Ada tersangka lain yang ikut menjadikan dana LPD sebagai bancakan “Tersangka diduga memperkaya diri sendiri sebesar Rp 148,7 juta,” ujar Kasi Penkum Kejati Bali, Luga A. Harlianto kemarin.
Diduga kuat ada tersangka lain yang ikut bermain. Tersangka itu merupakan pengurus LPD lainnya. Salah satunya yaitu I Wayan Denes (bagian Tata Usaha) yang saat ini masih dalam proses Penyidikan di Polda Bali.
Total kerugian yang dialami LPD Tanggahan Peken sebesar Rp 3,1 miliar. Untuk mempertanggungjawabkan perbuatannya, tersangka kelahiran 31 Desember 1962 itu dijebloskan ke dalam penjara.
Sementara tersangka dititipkan di Rutan Bangli. Penahanan tersangka ini dilakukan setelah jaksa menerima pelimpahan tahap dua dari penyidik Polda Bali di Kejari Bangli pada 6 Januari 2021.
Tersangka disangkakan Pasal 2 Ayat (1), atau Pasal 3, atau Pasal 9 juncto Pasal 18 Ayat (1) huruf b juncto Pasal 55 Ayat (1) ke 1 KUHP juncto Pasal 64 Ayat (1) KUHP.
Tersangka diduga sebagai yang melakukan atau turut serta melakukan dengan pengurus lain LPD Tanggahan Peken secara berlanjut, sejak 2005 sampai 2017.
Tersangka merekayasa pembukuan dan laporan LPD yang secara riil sebenarnya dalam keadaan rugi di dalam laporan dibuat seolah mendapat untung.
“Tersangka melakukan pembentukan laba semu atau fiktif,” tegasnya. Lebih lanjut dijelaskan, tersangka membuat laba semu dengan cara memindah bukukan
simpanan berjangka nasabah dan tabungan sukarela nasabah dijadikan sebagai pendapatan bunga dan pinjaman.
Selanjutnya pendapatan bunga dan pinjaman itu dibentuk dengan cara memperhitungkan atau memasukkan pendapatan bunga yang belum diterima ke dalam pendapatan bunga.
Sehingga banyak dana LPD yang keluar seperti biaya operasional dan persentase pembagian laba yang tidak sesuai kenyataan dan memengaruhi likuiditas LPD.

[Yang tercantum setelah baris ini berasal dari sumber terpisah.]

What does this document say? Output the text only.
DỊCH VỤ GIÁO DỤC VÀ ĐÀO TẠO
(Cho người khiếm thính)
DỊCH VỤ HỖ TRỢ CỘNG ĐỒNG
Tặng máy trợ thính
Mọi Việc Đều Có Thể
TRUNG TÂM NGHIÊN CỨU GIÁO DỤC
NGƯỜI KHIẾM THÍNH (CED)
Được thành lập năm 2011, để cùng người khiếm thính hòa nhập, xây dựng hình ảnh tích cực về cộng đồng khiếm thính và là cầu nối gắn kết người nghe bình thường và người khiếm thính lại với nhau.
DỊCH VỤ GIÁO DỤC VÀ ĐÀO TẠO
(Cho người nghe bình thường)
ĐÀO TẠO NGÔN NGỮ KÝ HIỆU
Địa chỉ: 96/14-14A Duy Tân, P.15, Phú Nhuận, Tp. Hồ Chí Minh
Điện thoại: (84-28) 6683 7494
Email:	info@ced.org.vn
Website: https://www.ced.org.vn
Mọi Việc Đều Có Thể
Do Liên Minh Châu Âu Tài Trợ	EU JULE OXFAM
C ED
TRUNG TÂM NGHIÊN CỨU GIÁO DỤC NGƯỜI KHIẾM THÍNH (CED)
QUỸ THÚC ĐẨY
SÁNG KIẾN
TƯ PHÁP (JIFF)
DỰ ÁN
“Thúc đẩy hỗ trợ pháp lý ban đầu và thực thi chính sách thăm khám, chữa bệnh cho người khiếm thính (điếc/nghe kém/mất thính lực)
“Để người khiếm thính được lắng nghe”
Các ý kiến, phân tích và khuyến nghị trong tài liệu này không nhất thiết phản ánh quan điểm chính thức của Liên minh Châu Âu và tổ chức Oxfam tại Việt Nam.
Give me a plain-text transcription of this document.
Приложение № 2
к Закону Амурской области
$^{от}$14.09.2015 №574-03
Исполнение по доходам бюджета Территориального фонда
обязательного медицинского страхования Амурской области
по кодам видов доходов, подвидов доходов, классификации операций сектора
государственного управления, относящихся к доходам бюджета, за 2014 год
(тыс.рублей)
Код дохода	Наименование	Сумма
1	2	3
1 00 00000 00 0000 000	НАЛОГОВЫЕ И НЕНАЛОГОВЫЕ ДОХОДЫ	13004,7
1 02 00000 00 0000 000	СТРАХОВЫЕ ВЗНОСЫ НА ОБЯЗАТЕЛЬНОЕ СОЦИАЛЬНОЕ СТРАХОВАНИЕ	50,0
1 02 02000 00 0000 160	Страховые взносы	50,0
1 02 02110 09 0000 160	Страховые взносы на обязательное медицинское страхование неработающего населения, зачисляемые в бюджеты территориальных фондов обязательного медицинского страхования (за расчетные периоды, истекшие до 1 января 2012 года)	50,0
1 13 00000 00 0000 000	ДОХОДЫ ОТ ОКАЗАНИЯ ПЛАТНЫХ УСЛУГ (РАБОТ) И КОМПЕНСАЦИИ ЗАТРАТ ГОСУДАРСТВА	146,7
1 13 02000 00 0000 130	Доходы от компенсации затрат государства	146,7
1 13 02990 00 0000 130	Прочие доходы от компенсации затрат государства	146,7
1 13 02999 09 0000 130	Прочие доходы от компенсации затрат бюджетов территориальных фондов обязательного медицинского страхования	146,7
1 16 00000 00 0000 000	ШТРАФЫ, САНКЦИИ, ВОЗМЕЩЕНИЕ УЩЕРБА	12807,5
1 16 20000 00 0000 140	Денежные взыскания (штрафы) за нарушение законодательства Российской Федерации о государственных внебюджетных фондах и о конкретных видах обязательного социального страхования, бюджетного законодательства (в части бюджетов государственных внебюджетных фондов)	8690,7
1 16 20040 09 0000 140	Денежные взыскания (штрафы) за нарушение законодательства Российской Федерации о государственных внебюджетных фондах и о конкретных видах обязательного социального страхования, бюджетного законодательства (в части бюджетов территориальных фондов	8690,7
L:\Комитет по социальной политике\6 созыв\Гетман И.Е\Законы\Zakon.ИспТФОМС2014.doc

“Dampaknya masyarakat atau nasabah tidak bisa menarik dananya di LPD,” beber Luga. Hal itu melanggar Pasal 7 ayat (2) Peraturan Daerah Provinsi Bali Nomor 8/2002
tentang Lembaga Perkreditan Desa; Pasal 6 ayat (1) Keputusan Gubernur Bali Nomor 12 Tahun 2003 tentang Prinsip Kehati Hatian Dalam Pengelolaan Lembaga Perkreditan Desa dan peraturan daerah terkait lainnya.